El timbre suena. Gritos de niños corriendo no tardan en ser escuchados desde el pasillo. La puerta doble se abre de golpe, niños de todos los aspectos entran para coger cada uno una bandeja del carro. Luego se forman para recibir los platos.

Creí haberme acostumbrado a esto tras barrer...

Me pongo a pensar en el entrenamiento que mis locos padres me obligaron a hacer cuando les comenté lo mal que me sentaría estar en una situación como la de hoy.

Quizás debí tomarlos más enserio.

Dawn me chifla para sacarme del letargo que traigo encima. Señala con su cabeza a los niños y la bandeja, sugiriéndome con tal gesto que empiece a trabajar. El primer niño que tengo enfrente me está mirando extraño.

—¿Hola? —dice— ¿Es usted el señor de la escoba?

Lo que faltaba.

—No, ese señor está ocupándose de los baños.

—Oh. ¿Y sabe usted su nombre?

Pienso en el otro sujeto que está sancionado y le ha tocado barrer.

—Se llama Free.

El niño agranda sus ojos y forma una mueca entre el asombro y la felicidad.

—Eso tiene sentido... —pronuncia para sí mismo—. Free es libertad, por eso libera a los espíritus de los baños.

Blanqueo los ojos pasando de fantasmas del baño y señores de escobas para servir en el plato del niño una porción de puré y vienesa.
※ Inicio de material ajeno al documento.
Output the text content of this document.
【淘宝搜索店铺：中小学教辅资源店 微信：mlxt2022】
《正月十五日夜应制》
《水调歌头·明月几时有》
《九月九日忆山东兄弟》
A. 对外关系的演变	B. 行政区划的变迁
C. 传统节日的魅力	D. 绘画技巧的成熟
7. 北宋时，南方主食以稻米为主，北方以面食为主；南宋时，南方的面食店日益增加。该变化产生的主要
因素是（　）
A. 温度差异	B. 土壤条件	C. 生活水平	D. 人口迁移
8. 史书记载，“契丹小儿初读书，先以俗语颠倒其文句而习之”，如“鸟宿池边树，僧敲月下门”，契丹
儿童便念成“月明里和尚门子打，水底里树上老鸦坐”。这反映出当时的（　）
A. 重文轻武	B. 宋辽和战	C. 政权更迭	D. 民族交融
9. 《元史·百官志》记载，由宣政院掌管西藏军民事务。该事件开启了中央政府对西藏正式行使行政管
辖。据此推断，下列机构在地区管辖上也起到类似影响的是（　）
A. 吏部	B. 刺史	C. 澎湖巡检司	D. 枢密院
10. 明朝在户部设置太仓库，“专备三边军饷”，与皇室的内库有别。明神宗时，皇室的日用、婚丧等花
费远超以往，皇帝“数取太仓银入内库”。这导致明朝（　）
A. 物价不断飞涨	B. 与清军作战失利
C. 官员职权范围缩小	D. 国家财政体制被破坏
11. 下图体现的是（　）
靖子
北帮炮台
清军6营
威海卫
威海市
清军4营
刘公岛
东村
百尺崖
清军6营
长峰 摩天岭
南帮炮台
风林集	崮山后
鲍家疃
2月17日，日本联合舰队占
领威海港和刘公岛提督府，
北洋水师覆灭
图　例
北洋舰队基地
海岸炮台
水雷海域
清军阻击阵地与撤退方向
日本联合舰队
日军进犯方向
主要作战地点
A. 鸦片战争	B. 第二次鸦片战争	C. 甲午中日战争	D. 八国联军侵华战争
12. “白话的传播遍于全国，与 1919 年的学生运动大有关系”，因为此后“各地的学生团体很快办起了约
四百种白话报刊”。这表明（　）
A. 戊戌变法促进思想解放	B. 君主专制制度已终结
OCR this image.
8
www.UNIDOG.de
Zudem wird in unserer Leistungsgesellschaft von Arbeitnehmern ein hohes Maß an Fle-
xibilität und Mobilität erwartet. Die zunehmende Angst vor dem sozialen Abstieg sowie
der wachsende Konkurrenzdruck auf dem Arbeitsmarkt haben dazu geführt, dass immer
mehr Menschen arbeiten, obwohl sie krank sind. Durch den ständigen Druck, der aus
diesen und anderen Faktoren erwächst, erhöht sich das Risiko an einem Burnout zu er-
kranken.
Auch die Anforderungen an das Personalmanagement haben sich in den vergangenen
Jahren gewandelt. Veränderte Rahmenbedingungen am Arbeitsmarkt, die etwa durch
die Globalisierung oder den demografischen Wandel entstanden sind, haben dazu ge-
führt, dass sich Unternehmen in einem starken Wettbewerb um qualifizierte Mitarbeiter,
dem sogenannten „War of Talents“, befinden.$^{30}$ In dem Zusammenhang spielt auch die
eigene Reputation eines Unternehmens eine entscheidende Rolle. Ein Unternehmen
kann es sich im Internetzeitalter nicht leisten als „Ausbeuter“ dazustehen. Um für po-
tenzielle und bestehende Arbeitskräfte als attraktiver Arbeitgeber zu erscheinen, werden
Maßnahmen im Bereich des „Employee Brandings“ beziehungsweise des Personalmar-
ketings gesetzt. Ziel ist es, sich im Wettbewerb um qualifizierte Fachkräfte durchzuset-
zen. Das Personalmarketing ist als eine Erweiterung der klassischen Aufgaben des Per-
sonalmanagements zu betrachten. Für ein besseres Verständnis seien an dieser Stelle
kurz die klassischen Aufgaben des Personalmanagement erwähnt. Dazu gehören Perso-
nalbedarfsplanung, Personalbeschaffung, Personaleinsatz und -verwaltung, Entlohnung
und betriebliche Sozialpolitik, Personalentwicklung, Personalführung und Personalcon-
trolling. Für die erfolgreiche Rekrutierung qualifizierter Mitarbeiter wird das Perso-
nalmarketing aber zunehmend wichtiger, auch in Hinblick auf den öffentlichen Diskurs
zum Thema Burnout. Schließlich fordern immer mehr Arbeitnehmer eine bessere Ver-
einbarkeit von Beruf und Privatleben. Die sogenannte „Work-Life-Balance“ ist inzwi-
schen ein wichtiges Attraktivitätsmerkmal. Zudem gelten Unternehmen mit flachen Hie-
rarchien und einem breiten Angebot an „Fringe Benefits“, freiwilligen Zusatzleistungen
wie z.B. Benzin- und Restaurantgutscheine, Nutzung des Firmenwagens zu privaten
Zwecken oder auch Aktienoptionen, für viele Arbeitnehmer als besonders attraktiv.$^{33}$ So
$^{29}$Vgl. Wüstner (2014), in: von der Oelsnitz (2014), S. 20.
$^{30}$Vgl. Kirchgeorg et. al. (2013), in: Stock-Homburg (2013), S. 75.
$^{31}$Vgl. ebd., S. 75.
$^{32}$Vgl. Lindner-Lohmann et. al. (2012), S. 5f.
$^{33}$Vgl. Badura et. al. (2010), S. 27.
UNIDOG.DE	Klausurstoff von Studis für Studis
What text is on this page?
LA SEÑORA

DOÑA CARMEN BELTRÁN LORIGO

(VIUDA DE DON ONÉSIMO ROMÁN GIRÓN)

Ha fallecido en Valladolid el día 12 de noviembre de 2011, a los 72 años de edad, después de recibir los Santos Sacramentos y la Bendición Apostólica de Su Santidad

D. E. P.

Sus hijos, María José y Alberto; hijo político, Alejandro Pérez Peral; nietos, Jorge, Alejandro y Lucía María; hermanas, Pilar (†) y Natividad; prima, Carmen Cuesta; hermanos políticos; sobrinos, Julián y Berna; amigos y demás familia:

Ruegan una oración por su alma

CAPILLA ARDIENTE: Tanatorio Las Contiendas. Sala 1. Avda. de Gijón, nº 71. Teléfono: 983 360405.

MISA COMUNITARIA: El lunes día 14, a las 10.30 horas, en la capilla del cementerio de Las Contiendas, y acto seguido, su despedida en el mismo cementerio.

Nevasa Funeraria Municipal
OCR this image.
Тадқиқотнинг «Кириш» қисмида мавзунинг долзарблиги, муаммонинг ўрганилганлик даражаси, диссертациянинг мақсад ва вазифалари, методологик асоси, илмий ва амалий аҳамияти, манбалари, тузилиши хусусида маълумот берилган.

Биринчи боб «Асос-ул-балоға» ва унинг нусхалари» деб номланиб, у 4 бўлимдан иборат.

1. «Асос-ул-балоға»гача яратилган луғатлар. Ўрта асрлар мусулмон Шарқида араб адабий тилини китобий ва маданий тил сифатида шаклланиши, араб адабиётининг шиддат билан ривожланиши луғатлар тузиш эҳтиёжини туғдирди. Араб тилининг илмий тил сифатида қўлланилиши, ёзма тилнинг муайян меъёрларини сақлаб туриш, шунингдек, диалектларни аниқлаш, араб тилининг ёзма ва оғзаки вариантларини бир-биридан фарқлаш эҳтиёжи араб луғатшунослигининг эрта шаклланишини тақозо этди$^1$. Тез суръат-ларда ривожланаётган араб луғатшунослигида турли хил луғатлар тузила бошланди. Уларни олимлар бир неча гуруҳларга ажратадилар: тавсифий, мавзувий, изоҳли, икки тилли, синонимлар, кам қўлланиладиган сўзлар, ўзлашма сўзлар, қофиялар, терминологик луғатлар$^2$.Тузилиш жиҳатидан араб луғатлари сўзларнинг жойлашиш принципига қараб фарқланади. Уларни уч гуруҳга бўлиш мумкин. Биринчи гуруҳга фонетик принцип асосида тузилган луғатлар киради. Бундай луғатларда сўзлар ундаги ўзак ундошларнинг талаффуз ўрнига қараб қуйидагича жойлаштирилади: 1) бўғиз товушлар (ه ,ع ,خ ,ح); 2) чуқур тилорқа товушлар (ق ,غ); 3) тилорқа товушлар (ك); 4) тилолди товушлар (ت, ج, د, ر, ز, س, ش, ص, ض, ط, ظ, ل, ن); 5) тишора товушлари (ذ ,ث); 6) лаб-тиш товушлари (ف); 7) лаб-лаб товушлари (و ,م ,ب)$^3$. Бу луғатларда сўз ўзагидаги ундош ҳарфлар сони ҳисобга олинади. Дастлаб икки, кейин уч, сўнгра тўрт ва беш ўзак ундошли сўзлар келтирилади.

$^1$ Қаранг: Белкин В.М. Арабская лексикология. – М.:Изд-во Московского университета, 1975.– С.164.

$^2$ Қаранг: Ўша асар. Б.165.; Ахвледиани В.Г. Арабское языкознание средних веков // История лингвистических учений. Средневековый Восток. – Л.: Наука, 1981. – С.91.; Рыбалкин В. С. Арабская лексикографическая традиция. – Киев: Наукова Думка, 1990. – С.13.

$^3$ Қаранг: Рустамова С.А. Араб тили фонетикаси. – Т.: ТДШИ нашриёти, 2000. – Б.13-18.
Lo siguiente son las verduras: papas y tomate. Así estoy un momento hasta que me topo con otro niño. Este tiene el cabello rubio, unas pecas visibles y el semblante de un futuro adolescente desordenado, pues cuando le pregunto qué verduras quiere, chasquea la lengua al mismo tiempo que se cruza de brazos.

—No quiero verduras —advierte serio.

Pienso en lo que nos dijo el cocinero jefe sobre lo de las verduras y el ruego de los niños. Me pongo firme como de piedra para demostrarle al enano con complejo de principito que estoy al mando. Pero luego recuerdo que debo ser tranquilo, no espantar a más niños.